Читать книгу Daniel Wolters seltsame Reise zwischen den Zeilen - Klaus M. G. Giehl - Страница 8
5 Donner
ОглавлениеVor zwei Jahren, Zentralfriedhof Wien
Der Himmel war bedeckt von schwarzen Wolken, die dünne Blitze durch den violetten Horizont schossen. Der Wind fegte braune Blätter über den Boden und fauchte, wütenden Dämonen gleich, zwischen den kalten Grabsteinen hervor. Eine Schar schlafender Krähen war über einen mächtigen, kahlen Baum gestreut wie das letzte Laub des Herbstes.
Unter dem Baum standen Herr und Frau Semmel vor dem Grab ihrer Tochter Agathe. Herr Semmel, ein stämmiger Mittsechziger, trug einen hellgrauen Mantel und einen hellgrauen Hut, Frau Semmel, eine drahtige Mittsechzigerin, einen dunkelgrauen Regenmantel und ein dunkelgraues Kopftuch. Herr Semmel hatte das Kinn gegen den Hals gedrückt, sodass es von seinem Doppelkinn wie von einem Fleischwurstkringel gerahmt wurde. Die kleinen, dunklen Augen starrten auf den Boden. Er schnaufte schwer durch seine kartoffelige Nase. Seine Hände ballten sich in seinen Manteltaschen.
Frau Semmel seufzte und zog ein dunkelgraues Taschentuch aus ihrer dunkelgrauen Handtasche. Sie schnäuzte sich ihre Habichtsnase heftig (auch weiter Entfernte hätten sich die Ohren zuhalten müssen!) und tupfte sich bedachtsam eine einsam kullernde Träne von der eingefallenen Wange. Herr Semmel nahm die Hände von den Ohren und sah seine Frau an. Sie nickte und kniff die schmalen Lippen zusammen. Ihre tiefsitzenden Augen glühten bedrohlich im Schatten der Brauen. Nun nickte auch er.
Sie öffnete wieder ihre Handtasche und nahm ein Foto heraus. Es war ein Hochzeitsfoto ihrer Tochter: Agathe und Daniel standen Arm in Arm im bunten Konfettiregen. Er mit Zylinder, sie mit Brautschleier. Sie strahlte, er auch.

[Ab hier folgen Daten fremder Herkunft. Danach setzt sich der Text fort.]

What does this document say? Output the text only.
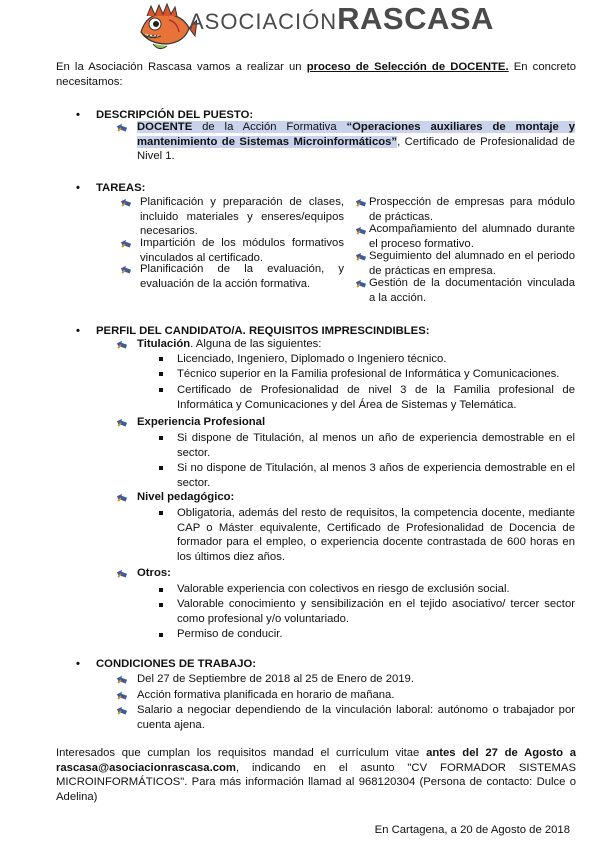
ASOCIACIÓNRASCASA
En la Asociación Rascasa vamos a realizar un proceso de Selección de DOCENTE. En concreto necesitamos:
• DESCRIPCIÓN DEL PUESTO:
DOCENTE de la Acción Formativa “Operaciones auxiliares de montaje y mantenimiento de Sistemas Microinformáticos”, Certificado de Profesionalidad de Nivel 1.
• TAREAS:
Planificación y preparación de clases, incluido materiales y enseres/equipos necesarios.
Impartición de los módulos formativos vinculados al certificado.
Planificación de la evaluación, y evaluación de la acción formativa.
Prospección de empresas para módulo de prácticas.
Acompañamiento del alumnado durante el proceso formativo.
Seguimiento del alumnado en el periodo de prácticas en empresa.
Gestión de la documentación vinculada a la acción.
• PERFIL DEL CANDIDATO/A. REQUISITOS IMPRESCINDIBLES:
Titulación. Alguna de las siguientes:
Licenciado, Ingeniero, Diplomado o Ingeniero técnico.
Técnico superior en la Familia profesional de Informática y Comunicaciones.
Certificado de Profesionalidad de nivel 3 de la Familia profesional de Informática y Comunicaciones y del Área de Sistemas y Telemática.
Experiencia Profesional
Si dispone de Titulación, al menos un año de experiencia demostrable en el sector.
Si no dispone de Titulación, al menos 3 años de experiencia demostrable en el sector.
Nivel pedagógico:
Obligatoria, además del resto de requisitos, la competencia docente, mediante CAP o Máster equivalente, Certificado de Profesionalidad de Docencia de formador para el empleo, o experiencia docente contrastada de 600 horas en los últimos diez años.
Otros:
Valorable experiencia con colectivos en riesgo de exclusión social.
Valorable conocimiento y sensibilización en el tejido asociativo/ tercer sector como profesional y/o voluntariado.
Permiso de conducir.
• CONDICIONES DE TRABAJO:
Del 27 de Septiembre de 2018 al 25 de Enero de 2019.
Acción formativa planificada en horario de mañana.
Salario a negociar dependiendo de la vinculación laboral: autónomo o trabajador por cuenta ajena.
Interesados que cumplan los requisitos mandad el currículum vitae antes del 27 de Agosto a rascasa@asociacionrascasa.com, indicando en el asunto "CV FORMADOR SISTEMAS MICROINFORMÁTICOS". Para más información llamad al 968120304 (Persona de contacto: Dulce o Adelina)
En Cartagena, a 20 de Agosto de 2018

Herr und Frau Semmel fixierten das Bild einen Moment. Dann sahen sie einander an. Er runzelte die Stirn. Sie lächelte verheißungsvoll und zerriss das Bild langsam, und zwar genau zwischen Daniel und Agathe. Agathes Hälfte steckte sie zurück in ihre Handtasche, Daniels Hälfte zerfetzte sie und warf die Schnipsel auf den Boden, wo sie mit dem Laub in einem spiraligen Sog zwischen die Grabsteine gesaugt wurden und wie in geisthaften Schlünden verschwanden.

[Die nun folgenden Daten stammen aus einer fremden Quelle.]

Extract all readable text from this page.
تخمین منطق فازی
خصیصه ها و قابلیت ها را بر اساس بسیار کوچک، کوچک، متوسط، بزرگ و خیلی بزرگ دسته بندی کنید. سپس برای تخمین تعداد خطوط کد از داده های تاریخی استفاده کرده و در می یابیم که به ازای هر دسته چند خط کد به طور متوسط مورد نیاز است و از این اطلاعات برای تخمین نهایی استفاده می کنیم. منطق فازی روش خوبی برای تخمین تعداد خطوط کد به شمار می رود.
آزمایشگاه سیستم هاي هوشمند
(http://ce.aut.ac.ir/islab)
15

Herr Semmel legte Frau Semmel tröstend seine Rechte auf die Schulter und sagte:
„Den kriegen wir. Keine Bange.“ (Er hatte Daniel gemeint.)

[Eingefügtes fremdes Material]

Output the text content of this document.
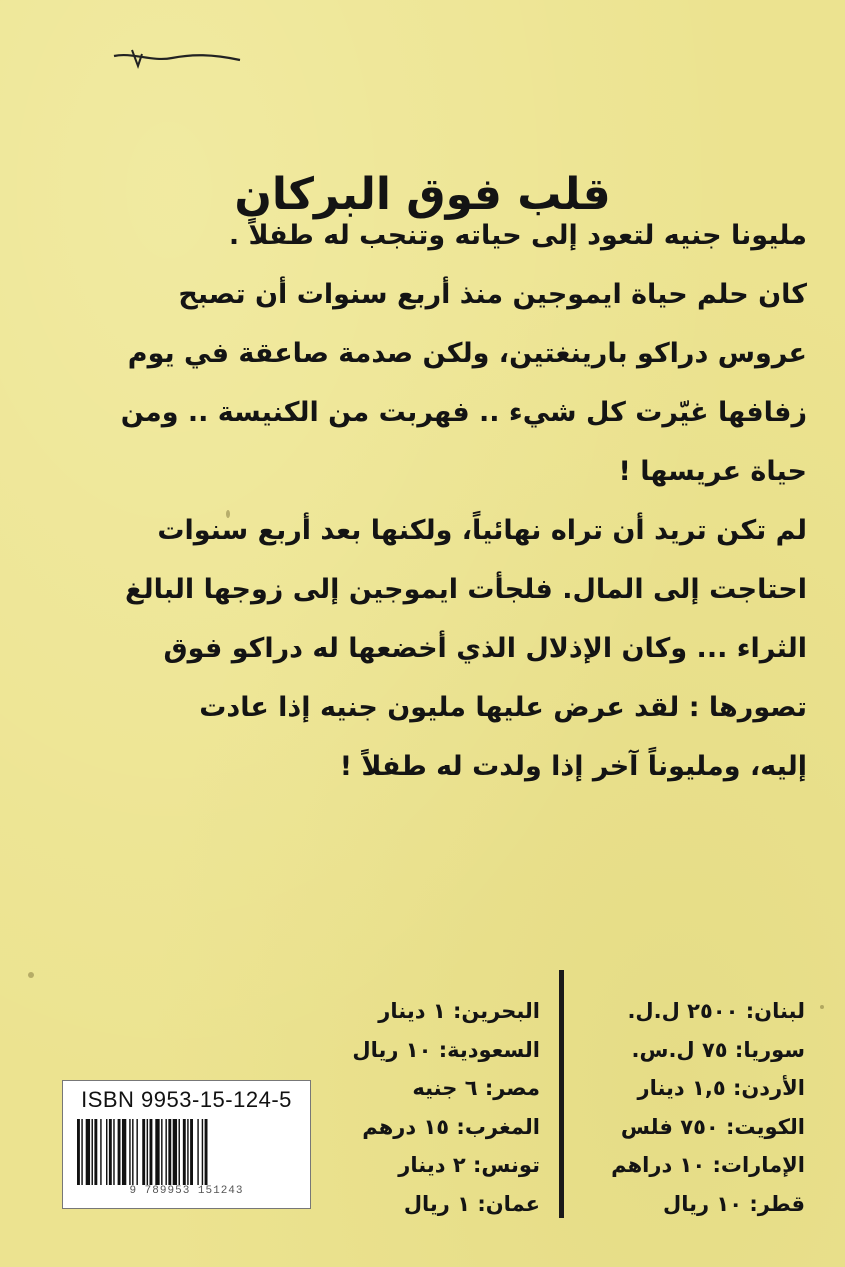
قلب فوق البركان

مليونا جنيه لتعود إلى حياته وتنجب له طفلاً .
كان حلم حياة ايموجين منذ أربع سنوات أن تصبح
عروس دراكو بارينغتين، ولكن صدمة صاعقة في يوم
زفافها غيّرت كل شيء .. فهربت من الكنيسة .. ومن
حياة عريسها !

لم تكن تريد أن تراه نهائياً، ولكنها بعد أربع سنوات
احتاجت إلى المال. فلجأت ايموجين إلى زوجها البالغ
الثراء ... وكان الإذلال الذي أخضعها له دراكو فوق
تصورها : لقد عرض عليها مليون جنيه إذا عادت
إليه، ومليوناً آخر إذا ولدت له طفلاً !

لبنان: ٢٥٠٠ ل.ل.
سوريا: ٧٥ ل.س.
الأردن: ١,٥ دينار
الكويت: ٧٥٠ فلس
الإمارات: ١٠ دراهم
قطر: ١٠ ريال
البحرين: ١ دينار
السعودية: ١٠ ريال
مصر: ٦ جنيه
المغرب: ١٥ درهم
تونس: ٢ دينار
عمان: ١ ريال
ISBN 9953-15-124-5
9 789953 151243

„Ja“, nickte sie bitter, „Früher oder später kriegen wir den! Diesen Lump!“
Ein gewaltiger Blitz durchzuckte den Himmel und die (tauben) Krähen flatterten in die hereinbrechende Nacht. Die Semmels setzten ihre Sonnenbrillen auf (ein jeder von ihnen die eigene, und zwar auf die eigene Nase). Sie drehten sich um und gingen zurück zu ihrem Wagen. Es donnerte und fing an zu regnen.